Pothole repairs and winter gritting were high in priority for the 8,087 people who responded to a county-wide survey on proposed public service cuts – with heritage and library services low on the list.
The results for the budget survey asking residents to decide how severely they’d like Lincolnshire County Council services to be cut were published on Thursday, February 4.
As previously reported, the announcement of the council’s central government funding came as a significant blow, with grants slashed by £27.58 million.
As part of a ‘public engagement exercise’ Lincolnshire residents were asked for their thoughts on which services they’d want to see retained at the current financial backing, which they’d want to cut and which services they’d be prepared to see stopped entirely.

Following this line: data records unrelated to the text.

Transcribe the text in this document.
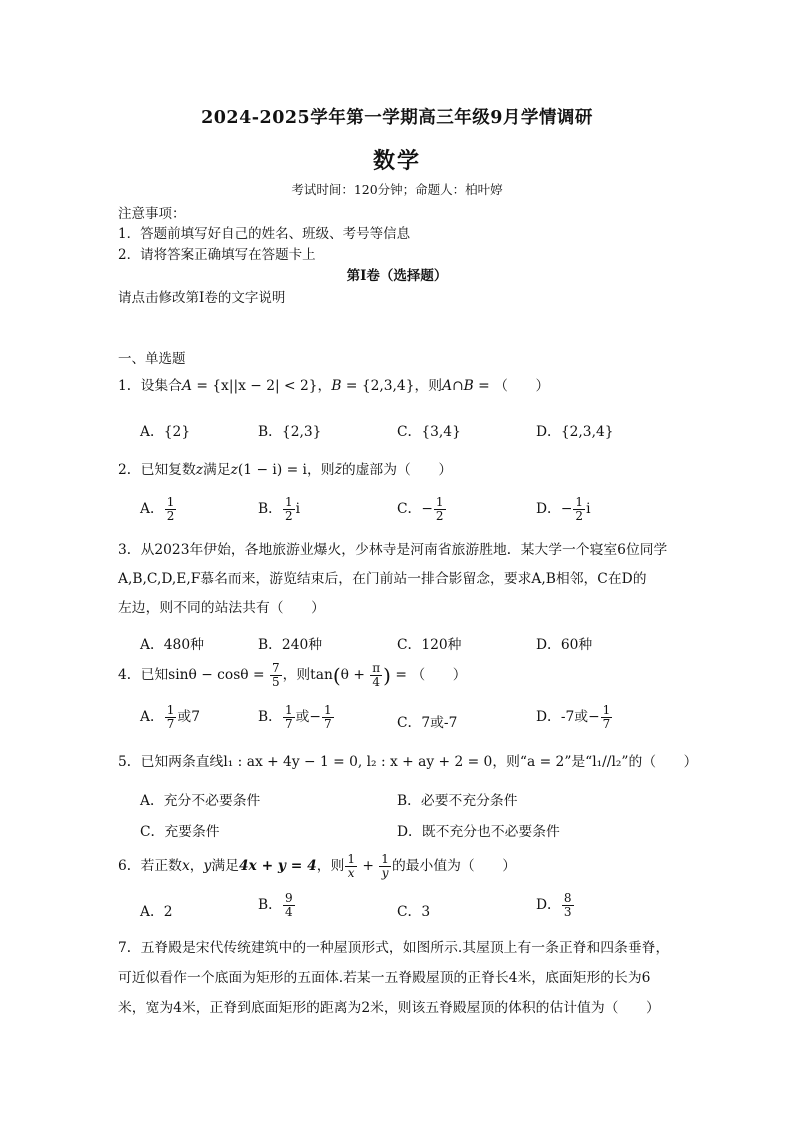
2024-2025学年第一学期高三年级9月学情调研
数学
考试时间：120分钟；命题人：柏叶婷
注意事项：
1．答题前填写好自己的姓名、班级、考号等信息
2．请将答案正确填写在答题卡上
第I卷（选择题）
请点击修改第I卷的文字说明
一、单选题
1．设集合A = {x||x − 2| < 2}，B = {2,3,4}，则A∩B = （　　）
A．{2}	B．{2,3}	C．{3,4}	D．{2,3,4}
2．已知复数z满足z(1 − i) = i，则z̄的虚部为（　　）
A． $\frac{1}{2}$	B． $\frac{1}{2}$ i	C．− $\frac{1}{2}$	D．− $\frac{1}{2}$ i
3．从2023年伊始，各地旅游业爆火，少林寺是河南省旅游胜地．某大学一个寝室6位同学
A,B,C,D,E,F慕名而来，游览结束后，在门前站一排合影留念，要求A,B相邻，C在D的
左边，则不同的站法共有（　　）
A．480种	B．240种	C．120种	D．60种
4．已知$\sin\theta - \cos\theta = \frac{7}{5}$ ，则$\tan(\theta + \frac{\pi}{4}$ ) = （　　）
A． $\frac{1}{7}$ 或7	B． $\frac{1}{7}$ 或− $\frac{1}{7}$	C．7或-7	D．-7或− $\frac{1}{7}$
5．已知两条直线l₁ : ax + 4y − 1 = 0, l₂ : x + ay + 2 = 0，则“a = 2”是“l₁//l₂”的（　　）
A．充分不必要条件	B．必要不充分条件
C．充要条件	D．既不充分也不必要条件
6．若正数x，y满足4x + y = 4，则 $\frac{1}{x} + \frac{1}{y}$ 的最小值为（　　）
A．2	B． $\frac{9}{4}$	C．3	D． $\frac{8}{3}$
7．五脊殿是宋代传统建筑中的一种屋顶形式，如图所示.其屋顶上有一条正脊和四条垂脊，
可近似看作一个底面为矩形的五面体.若某一五脊殿屋顶的正脊长4米，底面矩形的长为6
米，宽为4米，正脊到底面矩形的距离为2米，则该五脊殿屋顶的体积的估计值为（　　）
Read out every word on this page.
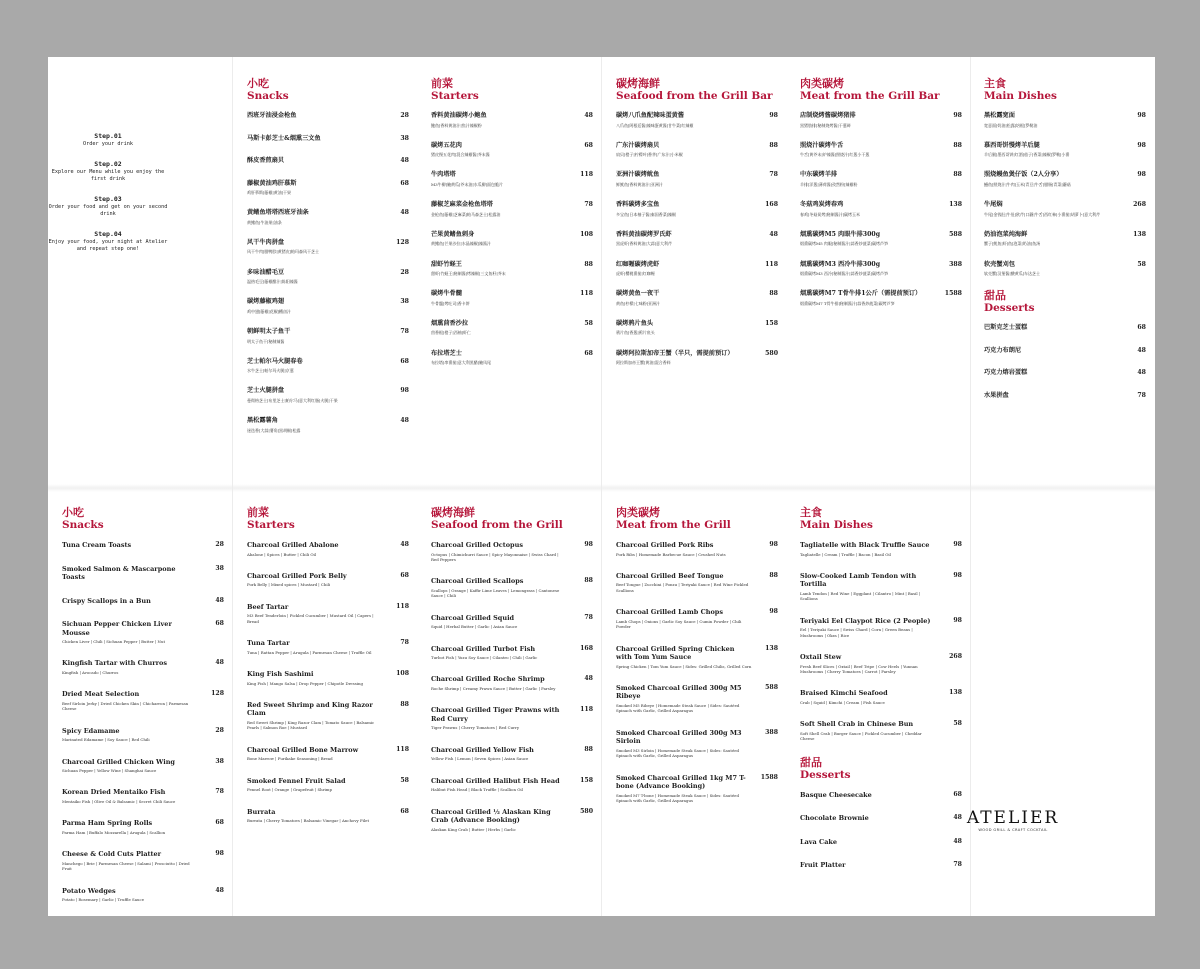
Step.01
Order your drink
Step.02
Explore our Menu while you enjoy the first drink
Step.03
Order your food and get on your second drink
Step.04
Enjoy your food, your night at Atelier and repeat step one!
小吃
Snacks
西班牙油浸金枪鱼	28
马斯卡彭芝士&烟熏三文鱼	38
酥皮香煎扇贝	48
藤椒黄油鸡肝慕斯
鸡肝慕斯|藤椒|黄油|干果
68
黄鳍鱼塔塔西班牙油条
黄鳍鱼|牛油果|油条
48
风干牛肉拼盘
风干牛肉|腊鸭胗|黄猪皮|帕玛森风干芝士
128
多味油醋毛豆
温热毛豆|藤椒醋汁|陈阳辣酱
28
碳烤藤椒鸡翅
鸡中翅|藤椒|花椒|糟卤汁
38
朝鲜明太子鱼干
明太子鱼干|秘制辣酱
78
芝士帕尔马火腿春卷
水牛芝士|帕尔玛火腿|京葱
68
芝士火腿拼盘
曼彻格芝士|布里芝士|帕尔马|意大利红脂|火腿|干果
98
黑松露薯角
迷迭香|大蒜|薯角|黑胡椒|松露
48
前菜
Starters
香料黄油碳烤小鲍鱼
鲍鱼|香料黄油汁|焦汁辣椒粉
48
碳烤五花肉
猪皮慢五花肉|混合辣椒酱|芥末酱
68
牛肉塔塔
M3牛柳|腌黄瓜|芥末油|水瓜柳|面包脆片
118
藤椒芝麻菜金枪鱼塔塔
金枪鱼|藤椒|芝麻菜|帕马森芝士|松露油
78
芒果黄鳍鱼刺身
黄鳍鱼|芒果沙拉|水晶辣椒|辣酱汁
108
甜虾竹蛏王
甜虾|竹蛏王|秘制酱|烤辣椒|三文鱼籽|芥末
88
碳烤牛骨髓
牛骨髓|烤吐司|香卡饼
118
烟熏茴香沙拉
茴香根|橙子|西柚|虾仁
58
布拉塔芝士
布拉塔|串番茄|意大利黑醋|腌凤尾
68
碳烤海鲜
Seafood from the Grill Bar
碳烤八爪鱼配辣味蛋黄酱
八爪鱼|阿根廷酱|辣味蛋黄酱|甘牛菜|红辣椒
98
广东汁碳烤扇贝
扇贝|橙子|柠檬叶|香茅|广东汁|小米椒
88
亚洲汁碳烤鱿鱼
鲜鱿鱼|香料黄油汁|亚洲汁
78
香料碳烤多宝鱼
多宝鱼|日本柚子酱|秦国香菜|辣椒
168
香料黄油碳烤罗氏虾
黑虎虾|香料黄油|大蒜|意大利芹
48
红咖喱碳烤虎虾
虎虾|樱桃番茄|红咖喱
118
碳烤黄鱼一夜干
黄鱼|柠檬|七味粉|亚洲汁
88
碳烤鸦片鱼头
鸦片鱼|香葱|鸦片鱼头
158
碳烤阿拉斯加帝王蟹（半只，需提前预订）
阿拉斯加帝王蟹|黄油|混合香料
580
肉类碳烤
Meat from the Grill Bar
店制烧烤酱碳烤猪排
黑猪肋排|秘制烧烤酱|干葱碎
98
照烧汁碳烤牛舌
牛舌|黄芥末|炉辣酱|照烧汁|红葱小干葱
88
中东碳烤羊排
羊排|洋葱|薄荷酱|孜然粉|辣椒粉
88
冬菇鸡炭烤春鸡
春鸡|冬菇炭烤|秘制酱汁|碳烤玉米
138
烟熏碳烤M5 肉眼牛排300g
烟熏碳烤M5 肉眼|秘制酱汁|蒜香炒菠菜|碳烤芦笋
588
烟熏碳烤M3 西冷牛排300g
烟熏碳烤M3 西冷|秘制酱汁|蒜香炒菠菜|碳烤芦笋
388
烟熏碳烤M7 T骨牛排1公斤（需提前预订）
烟熏碳烤M7 T骨牛排|秘制酱汁|蒜香炒菠菜|碳烤芦笋
1588
主食
Main Dishes
黑松露宽面
宽意面|奶油|松露|培根|罗勒油
98
慕西哥饼慢烤羊后腿
羊后腿|墨西哥饼|红酒|茄子|香菜|辣椒|罗勒|小番
98
照烧鳗鱼煲仔饭（2人分享）
鳗鱼|照烧汁|牛肉|玉米|青豆|牛舌|腊肠|青菜|蘑菇
98
牛尾焖
牛尾|金钱肚|牛肚|欧芹|口蘑|牛舌|西红柿|小番茄|胡萝卜|意大利芹
268
奶油泡菜炖海鲜
蟹子|鱿鱼|虾|鱼|泡菜|奶油|鱼汤
138
软壳蟹刈包
软壳蟹|汉堡酱|酸黄瓜|车达芝士
58
甜品
Desserts
巴斯克芝士蛋糕	68
巧克力布朗尼	48
巧克力熔岩蛋糕	48
水果拼盘	78
小吃
Snacks
Tuna Cream Toasts	28
Smoked Salmon & Mascarpone Toasts
38
Crispy Scallops in a Bun	48
Sichuan Pepper Chicken Liver Mousse
Chicken Liver | Chili | Sichuan Pepper | Butter | Nut
68
Kingfish Tartar with Churros
Kingfish | Avocado | Churros
48
Dried Meat Selection
Beef Sirloin Jerky | Dried Chicken Skin | Chicharron | Parmesan Cheese
128
Spicy Edamame
Marinated Edamame | Soy Sauce | Red Chili
28
Charcoal Grilled Chicken Wing
Sichuan Pepper | Yellow Wine | Shanghai Sauce
38
Korean Dried Mentaiko Fish
Mentaiko Fish | Olive Oil & Balsamic | Secret Chili Sauce
78
Parma Ham Spring Rolls
Parma Ham | Buffalo Mozzarella | Arugula | Scallion
68
Cheese & Cold Cuts Platter
Manchego | Brie | Parmesan Cheese | Salami | Prosciutto | Dried Fruit
98
Potato Wedges
Potato | Rosemary | Garlic | Truffle Sauce
48
前菜
Starters
Charcoal Grilled Abalone
Abalone | Spices | Butter | Chili Oil
48
Charcoal Grilled Pork Belly
Pork Belly | Mixed spices | Mustard | Chili
68
Beef Tartar
M3 Beef Tenderloin | Pickled Cucumber | Mustard Oil | Capers | Bread
118
Tuna Tartar
Tuna | Rattan Pepper | Arugula | Parmesan Cheese | Truffle Oil
78
King Fish Sashimi
King Fish | Mango Salsa | Drop Pepper | Chipotle Dressing
108
Red Sweet Shrimp and King Razor Clam
Red Sweet Shrimp | King Razor Clam | Tomato Sauce | Balsamic Pearls | Salmon Roe | Mustard
88
Charcoal Grilled Bone Marrow
Bone Marrow | Furikake Seasoning | Bread
118
Smoked Fennel Fruit Salad
Fennel Root | Orange | Grapefruit | Shrimp
58
Burrata
Burrata | Cherry Tomatoes | Balsamic Vinegar | Anchovy Filet
68
碳烤海鲜
Seafood from the Grill
Charcoal Grilled Octopus
Octopus | Chimichurri Sauce | Spicy Mayonnaise | Swiss Chard | Red Peppers
98
Charcoal Grilled Scallops
Scallops | Orange | Kaffir Lime Leaves | Lemongrass | Cantonese Sauce | Chili
88
Charcoal Grilled Squid
Squid | Herbal Butter | Garlic | Asian Sauce
78
Charcoal Grilled Turbot Fish
Turbot Fish | Yuzu Soy Sauce | Cilantro | Chili | Garlic
168
Charcoal Grilled Roche Shrimp
Roche Shrimp | Creamy Prawn Sauce | Butter | Garlic | Parsley
48
Charcoal Grilled Tiger Prawns with Red Curry
Tiger Prawns | Cherry Tomatoes | Red Curry
118
Charcoal Grilled Yellow Fish
Yellow Fish | Lemon | Seven Spices | Asian Sauce
88
Charcoal Grilled Halibut Fish Head
Halibut Fish Head | Black Truffle | Scallion Oil
158
Charcoal Grilled ½ Alaskan King Crab (Advance Booking)
Alaskan King Crab | Butter | Herbs | Garlic
580
肉类碳烤
Meat from the Grill
Charcoal Grilled Pork Ribs
Pork Ribs | Homemade Barbecue Sauce | Crushed Nuts
98
Charcoal Grilled Beef Tongue
Beef Tongue | Zucchini | Ponzu | Teriyaki Sauce | Red Wine Pickled Scallions
88
Charcoal Grilled Lamb Chops
Lamb Chops | Onions | Garlic Soy Sauce | Cumin Powder | Chili Powder
98
Charcoal Grilled Spring Chicken with Tom Yum Sauce
Spring Chicken | Tom Yum Sauce | Sides: Grilled Chilis, Grilled Corn
138
Smoked Charcoal Grilled 300g M5 Ribeye
Smoked M5 Ribeye | Homemade Steak Sauce | Sides: Sautéed Spinach with Garlic, Grilled Asparagus
588
Smoked Charcoal Grilled 300g M3 Sirloin
Smoked M3 Sirloin | Homemade Steak Sauce | Sides: Sautéed Spinach with Garlic, Grilled Asparagus
388
Smoked Charcoal Grilled 1kg M7 T-bone (Advance Booking)
Smoked M7 T-bone | Homemade Steak Sauce | Sides: Sautéed Spinach with Garlic, Grilled Asparagus
1588
主食
Main Dishes
Tagliatelle with Black Truffle Sauce
Tagliatelle | Cream | Truffle | Bacon | Basil Oil
98
Slow-Cooked Lamb Tendon with Tortilla
Lamb Tendon | Red Wine | Eggplant | Cilantro | Mint | Basil | Scallions
98
Teriyaki Eel Claypot Rice (2 People)
Eel | Teriyaki Sauce | Swiss Chard | Corn | Green Beans | Mushrooms | Okra | Rice
98
Oxtail Stew
Fresh Beef Slices | Oxtail | Beef Tripe | Cow Heels | Yunnan Mushrooms | Cherry Tomatoes | Carrot | Parsley
268
Braised Kimchi Seafood
Crab | Squid | Kimchi | Cream | Fish Sauce
138
Soft Shell Crab in Chinese Bun
Soft Shell Crab | Burger Sauce | Pickled Cucumber | Cheddar Cheese
58
甜品
Desserts
Basque Cheesecake	68
Chocolate Brownie	48
Lava Cake	48
Fruit Platter	78
ATELIER
WOOD GRILL & CRAFT COCKTAIL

At the top of the list of services to be protected from cuts was pothole filling and repairs, followed by winter gritting and road safety work including school crossing patrols.
At the bottom was services to encourage people to lead healthy lifestyles, heritage and library services.
Leader of Lincolnshire County Council, Councillor Martin Hill, said: “We’re really grateful to everyone who took the time to fill in our budget survey – either online or in County News.
“We hope it highlighted to Lincolnshire residents the scale of the financial challenges we are facing and the fact that we will have to stop some of the services we currently provide to make the huge savings required.
“It was a very valuable exercise and the results have given a clear idea where public priorities lie to help us make the difficult decisions we face.
“We are expecting details of our financial settlement in the next week, when will we be able to put forward final proposals for how much money we could allocate to each service.”
Also towards to top half of the list was the retention of rural bus route subsidies.
Many have passionately defended the subsidisation of bus services in the county, campaigners handing in a 5,500-stong petition at the Lincolnshire County Council offices on February 4.
The council has said it is not expected the results of the survey will spark any changes to the proposals.
Executive councillors agreed on budget recommendations this week which would bring about £42 million of cuts to local services and a council tax rise of 3.95% in order to balance the books.
They now await the full government settlement confirmation before a final decision on the proposed county council budget for the year 2016/17 is made at a meeting of the full council on February 19.